Interpretation Guidelines

What Do Trajectories Represent?

  • Not Real Patients: Trajectories are hypothetical, model-generated paths
  • Biological Plausibility: Validated by enrichment analysis and clinical markers
  • Statistical Averages: Represent general trends, not individual variation
  • Hypothesis Generation: Use to identify candidates for experimental validation

Common Pitfalls

  1. Over-interpretation: Don't assume every trajectory detail is biologically meaningful
  2. Model Artifacts: VAE may introduce interpolation artifacts
  3. Missing Biology: Model can't capture unknown mechanisms
  4. Data Bias: Trajectories reflect training data distributions

Best Practices

  1. Generate Controls: Always compare to random/shuffled controls
  2. Validate Endpoints: Ensure trajectories start/end at correct stages
  3. Check Monotonicity: Progression markers should change consistently
  4. Cross-validate: Compare to independent validation datasets
  5. Biological Validation: Prioritize findings that match known biology

Performance Considerations

Memory Usage

For large datasets:

# Generate trajectories in batches
batch_size = 100
all_trajectories = []

for i in range(0, len(connections), batch_size):
    batch_connections = connections[i:i+batch_size]
    batch_trajs = generate_trajectories(
        model=vae,
        source_samples=X_early[batch_connections[:, 0]],
        target_samples=X_late[batch_connections[:, 1]],
        n_steps=50
    )
    all_trajectories.append(batch_trajs)

trajectories = np.concatenate(all_trajectories, axis=0)

Computational Speed

  • Linear interpolation: Fast (~1-10 ms per trajectory)
  • Spherical interpolation: Medium (~10-50 ms per trajectory)
  • Bezier interpolation: Slow (~50-200 ms per trajectory)
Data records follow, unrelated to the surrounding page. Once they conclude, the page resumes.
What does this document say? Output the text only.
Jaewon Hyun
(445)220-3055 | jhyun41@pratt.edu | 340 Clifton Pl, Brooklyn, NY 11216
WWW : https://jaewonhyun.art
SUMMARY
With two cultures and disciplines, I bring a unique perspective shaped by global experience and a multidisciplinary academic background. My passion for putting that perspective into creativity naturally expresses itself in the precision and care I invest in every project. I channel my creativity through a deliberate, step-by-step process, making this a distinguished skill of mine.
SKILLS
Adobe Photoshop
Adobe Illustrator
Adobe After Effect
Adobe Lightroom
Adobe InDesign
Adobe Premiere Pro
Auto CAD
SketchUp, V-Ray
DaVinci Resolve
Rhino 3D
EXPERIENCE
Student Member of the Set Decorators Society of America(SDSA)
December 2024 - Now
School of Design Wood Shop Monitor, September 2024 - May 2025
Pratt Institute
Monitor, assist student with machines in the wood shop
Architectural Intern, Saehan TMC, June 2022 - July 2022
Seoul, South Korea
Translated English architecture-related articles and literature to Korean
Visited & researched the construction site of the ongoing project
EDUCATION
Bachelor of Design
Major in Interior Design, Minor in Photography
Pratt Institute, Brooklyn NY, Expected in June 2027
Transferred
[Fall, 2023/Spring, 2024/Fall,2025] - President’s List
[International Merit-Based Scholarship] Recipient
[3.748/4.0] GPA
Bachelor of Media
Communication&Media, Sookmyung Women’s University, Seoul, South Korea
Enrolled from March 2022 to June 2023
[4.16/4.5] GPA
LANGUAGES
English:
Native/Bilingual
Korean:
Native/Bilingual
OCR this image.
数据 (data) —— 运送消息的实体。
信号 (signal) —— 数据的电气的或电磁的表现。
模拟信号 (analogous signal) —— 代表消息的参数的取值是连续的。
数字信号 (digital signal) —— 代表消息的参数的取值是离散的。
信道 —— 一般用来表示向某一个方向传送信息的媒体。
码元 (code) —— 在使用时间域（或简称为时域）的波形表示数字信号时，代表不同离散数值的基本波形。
For 1000 trajectories with 50 steps: - Linear: ~10 seconds - Spherical: ~1 minute - Bezier: ~5 minutes

See Also

References

  1. White, T. (2016). Sampling Generative Networks. arXiv preprint arXiv:1609.04468.

  2. Shoemake, K. (1985). Animating rotation with quaternion curves. ACM SIGGRAPH Computer Graphics, 19(3), 245-254.

  3. Way, G. P., & Greene, C. S. (2018). Extracting a biologically relevant latent space from cancer transcriptomes with variational autoencoders. Pacific Symposium on Biocomputing, 23, 80-91.

  4. Ding, J., et al. (2018). Interpretable dimensionality reduction of single cell transcriptome data with deep generative models. Nature Communications, 9(1), 1-13.